Extract URL parameter value from Google News API response

I’m working with Google News API responses and getting these really long URLs that have multiple parameters. The URLs look something like this with tons of query parameters, but I only need to get the actual destination URL that comes after the &url= parameter.

Basically, I want to extract just the clean URL from all that mess of parameters. What’s the best way to parse this and grab only the URL value that follows &url= in the string?

Here’s what I tried so far:

$response_url = 'news.google.com/articles?id=xyz123&source=search&url=https://example-news.com/article/breaking-news-story';
$url_parts = parse_url($response_url);
parse_str($url_parts['query'], $params);
echo $params['url'];

This approach should extract the target URL from the url parameter. Does this look right or is there a better method?

Been dealing with Google News URLs for months and your PHP solution works for most cases. Here’s what I learned the hard way - Google sometimes wraps URLs in extra redirects or uses different parameter names like ‘dest’ or ‘target’ depending on the source. I’d add a fallback check for these alternate parameters. Also, some Google News URLs don’t have the url parameter at all and just redirect through their system. You’ll need to follow the redirect with curl to get the final destination. Your code handles the standard case well, but add error handling for missing parameters. Trust me, it’ll save you debugging time later.

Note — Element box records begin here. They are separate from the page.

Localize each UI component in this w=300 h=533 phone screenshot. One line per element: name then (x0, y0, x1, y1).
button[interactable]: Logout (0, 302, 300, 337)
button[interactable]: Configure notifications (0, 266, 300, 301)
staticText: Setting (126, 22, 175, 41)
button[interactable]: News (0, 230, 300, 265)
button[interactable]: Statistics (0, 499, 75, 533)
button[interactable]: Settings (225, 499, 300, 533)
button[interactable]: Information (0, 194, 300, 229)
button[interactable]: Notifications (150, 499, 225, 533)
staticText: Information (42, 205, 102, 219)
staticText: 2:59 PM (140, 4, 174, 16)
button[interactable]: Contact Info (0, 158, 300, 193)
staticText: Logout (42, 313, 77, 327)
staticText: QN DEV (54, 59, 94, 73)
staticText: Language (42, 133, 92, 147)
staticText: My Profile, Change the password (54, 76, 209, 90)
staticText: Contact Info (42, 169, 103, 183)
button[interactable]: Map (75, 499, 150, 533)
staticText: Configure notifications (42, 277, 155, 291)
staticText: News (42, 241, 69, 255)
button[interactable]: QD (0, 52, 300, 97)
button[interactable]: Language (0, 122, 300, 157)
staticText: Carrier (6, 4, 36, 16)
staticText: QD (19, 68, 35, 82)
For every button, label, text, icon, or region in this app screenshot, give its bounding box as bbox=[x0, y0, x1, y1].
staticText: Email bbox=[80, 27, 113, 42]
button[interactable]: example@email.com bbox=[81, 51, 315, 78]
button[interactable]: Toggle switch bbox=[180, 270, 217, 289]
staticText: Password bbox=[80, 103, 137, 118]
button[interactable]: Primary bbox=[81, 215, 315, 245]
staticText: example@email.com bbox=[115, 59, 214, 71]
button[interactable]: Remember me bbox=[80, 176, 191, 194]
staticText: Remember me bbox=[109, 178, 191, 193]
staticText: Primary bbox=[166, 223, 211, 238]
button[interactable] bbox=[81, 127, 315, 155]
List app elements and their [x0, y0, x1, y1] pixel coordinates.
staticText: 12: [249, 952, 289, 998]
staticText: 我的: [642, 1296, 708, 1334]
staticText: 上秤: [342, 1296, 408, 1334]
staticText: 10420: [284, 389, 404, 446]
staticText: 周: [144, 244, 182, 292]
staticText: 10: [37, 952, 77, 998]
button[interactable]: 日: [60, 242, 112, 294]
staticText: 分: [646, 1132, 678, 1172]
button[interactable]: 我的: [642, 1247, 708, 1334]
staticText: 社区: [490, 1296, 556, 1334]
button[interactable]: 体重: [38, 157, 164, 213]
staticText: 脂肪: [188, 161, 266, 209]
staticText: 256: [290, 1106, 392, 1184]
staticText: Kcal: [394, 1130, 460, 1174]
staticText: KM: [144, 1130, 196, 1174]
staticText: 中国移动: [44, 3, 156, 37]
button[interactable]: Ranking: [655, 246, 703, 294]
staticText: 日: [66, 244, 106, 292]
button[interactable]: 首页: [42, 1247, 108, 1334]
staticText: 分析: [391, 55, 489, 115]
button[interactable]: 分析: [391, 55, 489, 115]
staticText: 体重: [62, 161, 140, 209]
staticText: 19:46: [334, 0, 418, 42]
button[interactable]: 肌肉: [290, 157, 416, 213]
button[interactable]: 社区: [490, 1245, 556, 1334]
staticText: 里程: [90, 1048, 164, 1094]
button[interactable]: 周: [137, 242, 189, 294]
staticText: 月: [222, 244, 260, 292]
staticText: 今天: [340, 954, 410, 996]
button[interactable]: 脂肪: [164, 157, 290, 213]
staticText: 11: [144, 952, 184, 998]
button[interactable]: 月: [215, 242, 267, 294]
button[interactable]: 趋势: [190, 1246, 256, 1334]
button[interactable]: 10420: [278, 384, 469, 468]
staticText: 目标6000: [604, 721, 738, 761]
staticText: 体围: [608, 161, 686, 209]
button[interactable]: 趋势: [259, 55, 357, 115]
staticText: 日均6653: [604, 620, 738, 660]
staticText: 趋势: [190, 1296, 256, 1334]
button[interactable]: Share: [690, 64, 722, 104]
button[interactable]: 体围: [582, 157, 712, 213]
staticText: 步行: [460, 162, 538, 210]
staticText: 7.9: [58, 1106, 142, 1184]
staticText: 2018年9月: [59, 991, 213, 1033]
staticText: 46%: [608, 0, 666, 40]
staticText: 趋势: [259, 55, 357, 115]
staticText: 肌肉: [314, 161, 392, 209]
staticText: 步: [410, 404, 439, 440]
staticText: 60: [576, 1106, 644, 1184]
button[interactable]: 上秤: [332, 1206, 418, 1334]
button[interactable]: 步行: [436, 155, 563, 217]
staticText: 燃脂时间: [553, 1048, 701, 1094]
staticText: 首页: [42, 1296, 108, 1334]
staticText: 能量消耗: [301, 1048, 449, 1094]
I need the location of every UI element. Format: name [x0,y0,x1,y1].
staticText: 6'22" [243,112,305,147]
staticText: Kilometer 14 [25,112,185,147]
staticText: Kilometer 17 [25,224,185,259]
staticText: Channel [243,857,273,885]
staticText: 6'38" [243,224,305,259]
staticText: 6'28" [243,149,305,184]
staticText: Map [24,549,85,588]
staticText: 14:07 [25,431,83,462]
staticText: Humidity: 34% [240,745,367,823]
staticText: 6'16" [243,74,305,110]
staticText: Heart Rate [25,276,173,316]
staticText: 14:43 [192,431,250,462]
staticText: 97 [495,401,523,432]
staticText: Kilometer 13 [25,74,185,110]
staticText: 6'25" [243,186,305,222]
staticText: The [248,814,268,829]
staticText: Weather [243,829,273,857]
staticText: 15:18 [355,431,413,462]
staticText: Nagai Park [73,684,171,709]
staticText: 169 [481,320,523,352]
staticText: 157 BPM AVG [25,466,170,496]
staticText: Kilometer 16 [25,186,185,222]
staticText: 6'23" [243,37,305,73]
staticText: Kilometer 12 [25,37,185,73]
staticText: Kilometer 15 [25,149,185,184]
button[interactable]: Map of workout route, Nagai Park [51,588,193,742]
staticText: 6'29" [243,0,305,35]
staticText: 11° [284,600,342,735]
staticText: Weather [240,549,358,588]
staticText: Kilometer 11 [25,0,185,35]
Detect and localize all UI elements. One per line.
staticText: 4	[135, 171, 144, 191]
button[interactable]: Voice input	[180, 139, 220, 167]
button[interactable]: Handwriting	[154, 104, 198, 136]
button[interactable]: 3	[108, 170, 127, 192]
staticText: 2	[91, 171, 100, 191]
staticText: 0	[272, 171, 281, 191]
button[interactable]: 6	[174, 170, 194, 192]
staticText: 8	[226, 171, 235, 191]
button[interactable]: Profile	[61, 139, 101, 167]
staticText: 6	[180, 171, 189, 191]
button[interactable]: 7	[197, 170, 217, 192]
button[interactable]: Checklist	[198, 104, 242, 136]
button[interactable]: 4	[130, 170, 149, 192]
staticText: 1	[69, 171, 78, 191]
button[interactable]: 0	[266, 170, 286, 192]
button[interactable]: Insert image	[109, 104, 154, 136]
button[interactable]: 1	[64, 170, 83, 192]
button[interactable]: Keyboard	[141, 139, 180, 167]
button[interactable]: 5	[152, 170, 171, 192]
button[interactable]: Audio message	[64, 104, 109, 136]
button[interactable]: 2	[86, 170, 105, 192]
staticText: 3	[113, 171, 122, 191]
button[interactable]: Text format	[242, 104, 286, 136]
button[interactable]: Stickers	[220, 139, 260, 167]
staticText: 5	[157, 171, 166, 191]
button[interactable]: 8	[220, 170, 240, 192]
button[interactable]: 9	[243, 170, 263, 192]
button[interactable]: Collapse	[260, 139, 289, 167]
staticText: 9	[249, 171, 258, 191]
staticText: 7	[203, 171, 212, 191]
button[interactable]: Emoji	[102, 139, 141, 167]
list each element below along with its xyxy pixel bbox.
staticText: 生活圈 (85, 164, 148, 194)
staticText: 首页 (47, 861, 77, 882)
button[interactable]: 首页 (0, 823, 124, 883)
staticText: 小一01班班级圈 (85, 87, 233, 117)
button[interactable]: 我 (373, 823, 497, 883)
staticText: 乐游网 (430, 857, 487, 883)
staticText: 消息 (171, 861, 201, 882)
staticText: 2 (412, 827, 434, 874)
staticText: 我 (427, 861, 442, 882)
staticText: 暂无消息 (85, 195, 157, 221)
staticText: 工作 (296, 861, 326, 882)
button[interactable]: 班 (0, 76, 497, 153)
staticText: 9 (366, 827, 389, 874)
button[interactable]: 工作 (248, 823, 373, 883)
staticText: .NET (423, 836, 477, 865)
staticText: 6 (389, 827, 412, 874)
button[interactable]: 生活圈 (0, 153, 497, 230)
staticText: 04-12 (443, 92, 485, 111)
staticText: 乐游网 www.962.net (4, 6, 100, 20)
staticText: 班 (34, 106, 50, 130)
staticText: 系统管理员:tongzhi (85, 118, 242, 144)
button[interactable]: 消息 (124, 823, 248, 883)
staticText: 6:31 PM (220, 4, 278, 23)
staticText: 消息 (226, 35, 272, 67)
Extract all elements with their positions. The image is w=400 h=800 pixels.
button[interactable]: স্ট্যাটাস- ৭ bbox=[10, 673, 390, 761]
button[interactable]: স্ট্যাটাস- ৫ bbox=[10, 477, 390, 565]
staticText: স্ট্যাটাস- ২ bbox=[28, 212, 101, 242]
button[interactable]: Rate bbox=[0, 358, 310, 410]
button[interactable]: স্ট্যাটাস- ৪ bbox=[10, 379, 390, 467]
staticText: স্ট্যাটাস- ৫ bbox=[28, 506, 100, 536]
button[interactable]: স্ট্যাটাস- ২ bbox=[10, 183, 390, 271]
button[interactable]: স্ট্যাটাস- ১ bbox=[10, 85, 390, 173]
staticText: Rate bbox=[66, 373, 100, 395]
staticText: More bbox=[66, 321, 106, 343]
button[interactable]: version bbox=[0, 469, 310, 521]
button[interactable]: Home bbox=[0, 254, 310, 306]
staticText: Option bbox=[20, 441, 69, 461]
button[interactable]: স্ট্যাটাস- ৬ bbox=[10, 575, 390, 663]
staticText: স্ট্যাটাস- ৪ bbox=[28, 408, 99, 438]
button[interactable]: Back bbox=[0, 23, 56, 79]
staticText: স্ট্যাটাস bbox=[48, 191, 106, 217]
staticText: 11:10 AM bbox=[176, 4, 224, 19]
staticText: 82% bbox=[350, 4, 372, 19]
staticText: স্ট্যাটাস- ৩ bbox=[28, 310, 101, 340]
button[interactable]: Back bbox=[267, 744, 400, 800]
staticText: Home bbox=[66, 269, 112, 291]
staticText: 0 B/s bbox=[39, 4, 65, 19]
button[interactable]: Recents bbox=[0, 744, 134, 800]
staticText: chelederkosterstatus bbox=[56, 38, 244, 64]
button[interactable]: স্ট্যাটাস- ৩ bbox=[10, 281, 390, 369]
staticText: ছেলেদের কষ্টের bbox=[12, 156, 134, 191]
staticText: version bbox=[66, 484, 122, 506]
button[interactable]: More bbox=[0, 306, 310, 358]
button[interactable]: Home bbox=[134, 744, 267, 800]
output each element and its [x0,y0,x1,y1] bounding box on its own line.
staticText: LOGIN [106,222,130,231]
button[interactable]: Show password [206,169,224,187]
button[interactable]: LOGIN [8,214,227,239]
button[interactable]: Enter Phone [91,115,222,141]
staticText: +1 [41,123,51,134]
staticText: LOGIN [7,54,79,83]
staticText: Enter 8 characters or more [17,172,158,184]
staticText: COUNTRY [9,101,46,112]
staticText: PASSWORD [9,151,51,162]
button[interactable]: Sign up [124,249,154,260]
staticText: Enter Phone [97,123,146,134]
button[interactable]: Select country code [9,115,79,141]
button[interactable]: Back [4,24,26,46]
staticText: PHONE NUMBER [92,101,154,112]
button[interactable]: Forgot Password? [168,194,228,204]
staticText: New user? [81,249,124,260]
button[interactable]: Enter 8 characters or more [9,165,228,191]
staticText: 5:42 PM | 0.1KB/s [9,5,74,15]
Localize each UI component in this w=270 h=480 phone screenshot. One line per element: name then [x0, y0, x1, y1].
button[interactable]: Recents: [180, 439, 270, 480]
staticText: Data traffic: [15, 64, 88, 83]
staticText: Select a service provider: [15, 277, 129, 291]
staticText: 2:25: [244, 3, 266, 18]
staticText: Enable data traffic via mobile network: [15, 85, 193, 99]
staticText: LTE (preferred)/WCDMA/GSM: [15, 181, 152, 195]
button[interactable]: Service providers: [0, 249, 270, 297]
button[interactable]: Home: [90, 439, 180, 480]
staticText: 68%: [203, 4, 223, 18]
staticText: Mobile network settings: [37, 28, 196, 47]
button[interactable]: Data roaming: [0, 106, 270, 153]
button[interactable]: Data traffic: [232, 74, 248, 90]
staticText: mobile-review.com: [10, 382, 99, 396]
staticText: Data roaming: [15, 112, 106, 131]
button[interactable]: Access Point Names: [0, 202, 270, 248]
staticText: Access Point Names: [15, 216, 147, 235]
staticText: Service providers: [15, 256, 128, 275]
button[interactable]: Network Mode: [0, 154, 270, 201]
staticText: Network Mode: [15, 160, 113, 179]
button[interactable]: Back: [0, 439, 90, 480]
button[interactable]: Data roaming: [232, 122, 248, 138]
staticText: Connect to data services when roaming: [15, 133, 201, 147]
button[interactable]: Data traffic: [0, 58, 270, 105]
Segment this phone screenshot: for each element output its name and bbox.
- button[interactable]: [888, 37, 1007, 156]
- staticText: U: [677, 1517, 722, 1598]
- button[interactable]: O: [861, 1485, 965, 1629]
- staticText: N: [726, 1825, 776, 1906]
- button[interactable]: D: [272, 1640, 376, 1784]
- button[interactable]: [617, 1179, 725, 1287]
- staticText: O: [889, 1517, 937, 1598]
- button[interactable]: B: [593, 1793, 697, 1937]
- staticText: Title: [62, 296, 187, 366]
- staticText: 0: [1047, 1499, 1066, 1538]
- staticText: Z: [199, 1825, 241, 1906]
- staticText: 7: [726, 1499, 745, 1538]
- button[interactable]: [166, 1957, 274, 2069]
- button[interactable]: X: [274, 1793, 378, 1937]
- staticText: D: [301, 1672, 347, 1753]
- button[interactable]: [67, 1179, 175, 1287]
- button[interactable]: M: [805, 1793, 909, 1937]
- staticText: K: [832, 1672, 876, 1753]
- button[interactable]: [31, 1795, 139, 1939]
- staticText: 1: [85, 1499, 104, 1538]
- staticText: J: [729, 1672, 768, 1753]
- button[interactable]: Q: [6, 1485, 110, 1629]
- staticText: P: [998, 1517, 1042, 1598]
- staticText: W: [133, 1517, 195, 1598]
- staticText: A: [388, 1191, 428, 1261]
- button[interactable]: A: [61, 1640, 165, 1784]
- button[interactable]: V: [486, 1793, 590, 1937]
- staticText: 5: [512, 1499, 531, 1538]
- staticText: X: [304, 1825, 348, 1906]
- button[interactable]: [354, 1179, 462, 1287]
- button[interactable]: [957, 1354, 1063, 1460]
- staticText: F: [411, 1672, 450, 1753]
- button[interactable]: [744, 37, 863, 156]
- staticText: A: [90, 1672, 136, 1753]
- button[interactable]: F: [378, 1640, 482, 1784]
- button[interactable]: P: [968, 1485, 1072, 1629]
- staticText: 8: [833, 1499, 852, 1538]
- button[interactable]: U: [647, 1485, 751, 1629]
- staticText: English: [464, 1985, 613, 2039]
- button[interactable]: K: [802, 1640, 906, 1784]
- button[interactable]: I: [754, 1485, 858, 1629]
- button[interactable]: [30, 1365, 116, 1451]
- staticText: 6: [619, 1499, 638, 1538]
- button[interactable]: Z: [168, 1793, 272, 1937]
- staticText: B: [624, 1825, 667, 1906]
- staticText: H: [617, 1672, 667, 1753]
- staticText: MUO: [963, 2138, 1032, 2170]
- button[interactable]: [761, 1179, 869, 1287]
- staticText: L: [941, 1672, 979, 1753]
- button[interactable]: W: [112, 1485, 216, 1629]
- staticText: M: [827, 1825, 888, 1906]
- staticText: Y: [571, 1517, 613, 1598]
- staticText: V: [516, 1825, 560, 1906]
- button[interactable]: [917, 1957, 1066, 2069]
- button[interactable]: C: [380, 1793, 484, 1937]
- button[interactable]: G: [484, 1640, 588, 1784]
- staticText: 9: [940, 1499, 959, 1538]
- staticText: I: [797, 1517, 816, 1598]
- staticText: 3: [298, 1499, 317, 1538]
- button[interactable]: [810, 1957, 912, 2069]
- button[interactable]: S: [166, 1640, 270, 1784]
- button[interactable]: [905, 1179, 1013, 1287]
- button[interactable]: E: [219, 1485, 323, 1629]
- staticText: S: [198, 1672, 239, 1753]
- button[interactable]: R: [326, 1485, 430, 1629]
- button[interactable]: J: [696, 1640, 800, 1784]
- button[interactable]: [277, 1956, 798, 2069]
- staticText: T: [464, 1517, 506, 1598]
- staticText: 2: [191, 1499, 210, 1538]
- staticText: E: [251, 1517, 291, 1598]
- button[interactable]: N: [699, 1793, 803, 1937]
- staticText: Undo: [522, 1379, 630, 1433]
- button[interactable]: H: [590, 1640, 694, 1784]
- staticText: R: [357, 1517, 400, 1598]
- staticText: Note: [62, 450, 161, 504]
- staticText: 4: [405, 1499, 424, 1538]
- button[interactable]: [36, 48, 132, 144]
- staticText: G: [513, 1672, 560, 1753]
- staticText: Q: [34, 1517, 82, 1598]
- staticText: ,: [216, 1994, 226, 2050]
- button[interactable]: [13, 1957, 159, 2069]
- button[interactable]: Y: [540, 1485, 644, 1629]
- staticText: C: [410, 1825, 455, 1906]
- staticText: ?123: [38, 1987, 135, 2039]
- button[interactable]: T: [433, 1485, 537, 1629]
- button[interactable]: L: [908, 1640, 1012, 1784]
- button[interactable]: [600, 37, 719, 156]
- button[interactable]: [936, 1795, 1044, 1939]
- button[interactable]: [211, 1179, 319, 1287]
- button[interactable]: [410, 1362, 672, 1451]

Looks good, but heads up on nested encoding. Google sometimes nests URL params multiple times - you might need to run urldecode() two or three times to get the clean destination. Also, I’ve seen the URL param come first instead of last, which would break your regex.

Your parse_url() and parse_str() approach is solid - that’s the standard way to do this in PHP. I’ve used the same method for Google News URL extraction for two years and it’s reliable. Just add URL decoding since Google sometimes encodes destination URLs. Run the parameter value through urldecode() after you get it. Also check if the ‘url’ parameter exists in the array before accessing it or you’ll get undefined index notices. You could use regex instead but that’s messier and harder to maintain. Just handle cases where the URL parameter might be missing.

This topic was automatically closed 4 days after the last reply. New replies are no longer allowed.